West Virginia, Marsh said, did not want to see the scenes that had already unfolded in Europe, with hospitals over capacity and mortality rates skyrocketing. So when the Pfizer and Moderna vaccines started getting shipped into the state, the process became clear: vaccinate frontline medical personnel to make sure hospital staffing remained strong, vaccinate long-term care residents to reduce the spread in those facilities and vaccinate the older population first to fortify the state’s most vulnerable population.

The state wanted to move quickly, and to do so, officials made a bold decision to break away from what the rest of the country was doing. West Virginia decided not to join in the Federal Retail Pharmacy Program, the first state to do so. The program is a collaboration between the federal government, national pharmacy chains and states to distribute the vaccine locally.

State officials wondered if there was a more effective system for West Virginia. They talked to the Joint Interagency Task Force for vaccines. They talked to the heads of the state long-term care and pharmacy associations. And they came to the decision that, in West Virginia, the best plan was to work with local independent pharmacists and county health departments to get shots in arms.

Striking out on your own can go one of two ways: you can be hailed a visionary or you can be stuck out on an island regretting your decision. Marsh said state officials were confident in their choice, because they trusted the experts who knew the hurdles they faced specific to West Virginia.

“In retrospect, you could have said, that may have been really stupid, too,” Marsh said. “But I think the whole point is we were so focused about who are we? We wanted to solve the problem for us, our state and our people.

“And it worked out well, but it worked out well because it was critical and very specific to us and how we operated,” he added. “And we never thought we were better than anyone else.”

In the end, the decision looks like it paid off. As of late February, Marsh said, there was a week-to-week 72-percent drop in the number of deaths and a 70-percent drop in the number of hospitalizations in West Virginia. Fewer people are in intensive care units and nursing home outbreaks have plummeted to nearly zero. As of Friday morning, there were 323,811 people in West Virginia with at least a first dose of vaccine and 208,994 who were fully vaccinated.

That’s not to say there haven’t been errors, and Marsh mentioned several. At the end of December, 42 Boone County residents were mistakenly given regeneron rather than a dose of COVID vaccine. Some early vaccination clinics were first come, first served, which led to long lines outside in cold weather.

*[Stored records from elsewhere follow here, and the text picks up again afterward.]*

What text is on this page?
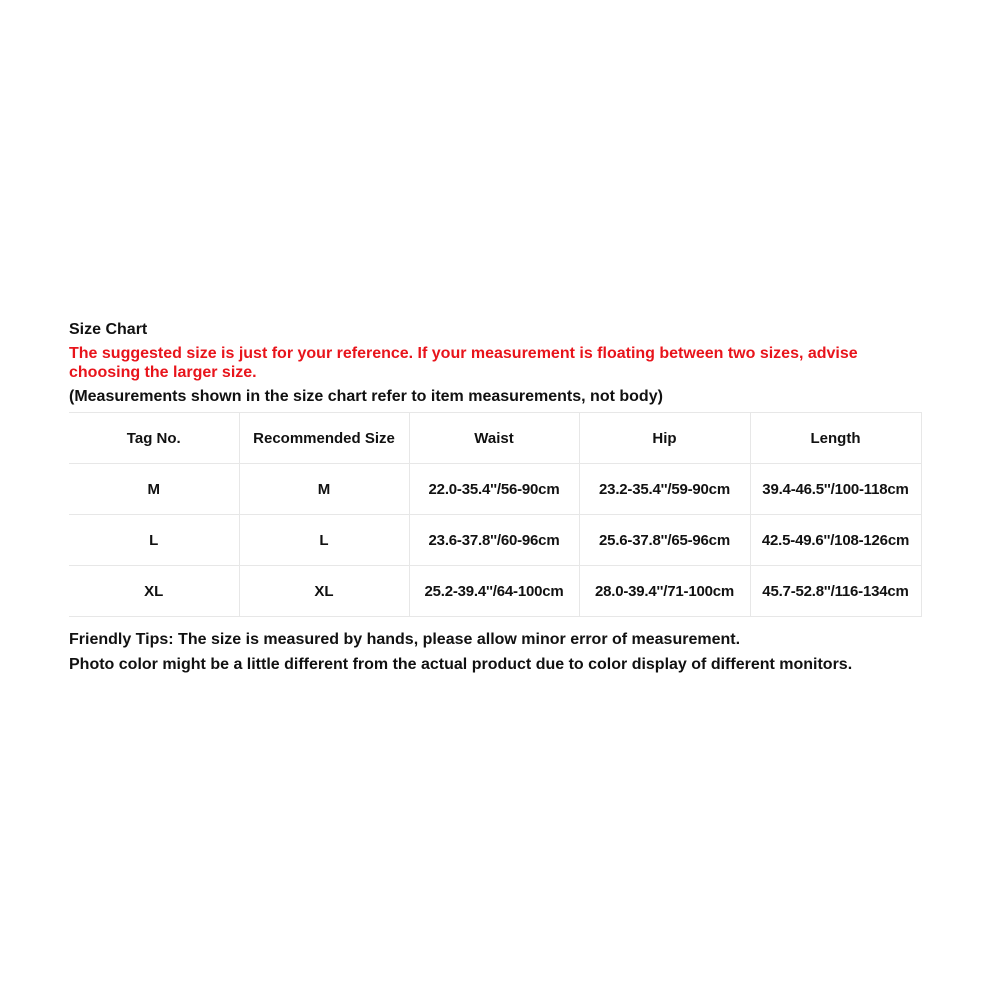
Size Chart
The suggested size is just for your reference. If your measurement is floating between two sizes, advise choosing the larger size.
(Measurements shown in the size chart refer to item measurements, not body)
Tag No.	Recommended Size	Waist	Hip	Length
M	M	22.0-35.4''/56-90cm	23.2-35.4''/59-90cm	39.4-46.5''/100-118cm
L	L	23.6-37.8''/60-96cm	25.6-37.8''/65-96cm	42.5-49.6''/108-126cm
XL	XL	25.2-39.4''/64-100cm	28.0-39.4''/71-100cm	45.7-52.8''/116-134cm
Friendly Tips: The size is measured by hands, please allow minor error of measurement.
Photo color might be a little different from the actual product due to color display of different monitors.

Some clinics were scheduled without any security as to how many doses they’d receive. When West Virginia introduced the Everbridge statewide registration system, there were, Marsh said, “a thousand lists in a thousand different places.”

The important part, Marsh said, was that the state learned quickly from those mistakes.

“The idea that we’ve become much more agile and much more willing to continue to learn and try things — and we’ve messed up, too, that’s for sure — but that’s been a really key feature,” he said. “We’re constantly trying to listen to what people have been telling us, and if we’re doing something that people are going, ‘Oh, that’s terrible,’ then of course we’re listening and trying to adjust.”

As COVID-19 metrics in the state continue to improve, people from all over the United States have asked West Virginia officials how they have been so effective. Justice has appeared frequently on national cable news shows. Marsh testified before a congressional committee. West Virginia’s story has been told in numerous national publications.

The solution, Marsh said, came down to keeping goals simple and following the best path for the state. The finish line of the pandemic remains in the distance, yet Marsh said everyone in the fight remains steadfast in seeing the race through.

“This is a mission,” he said. “This is a mission of heart and spirit for many of the people involved. And that’s been very inspiring.”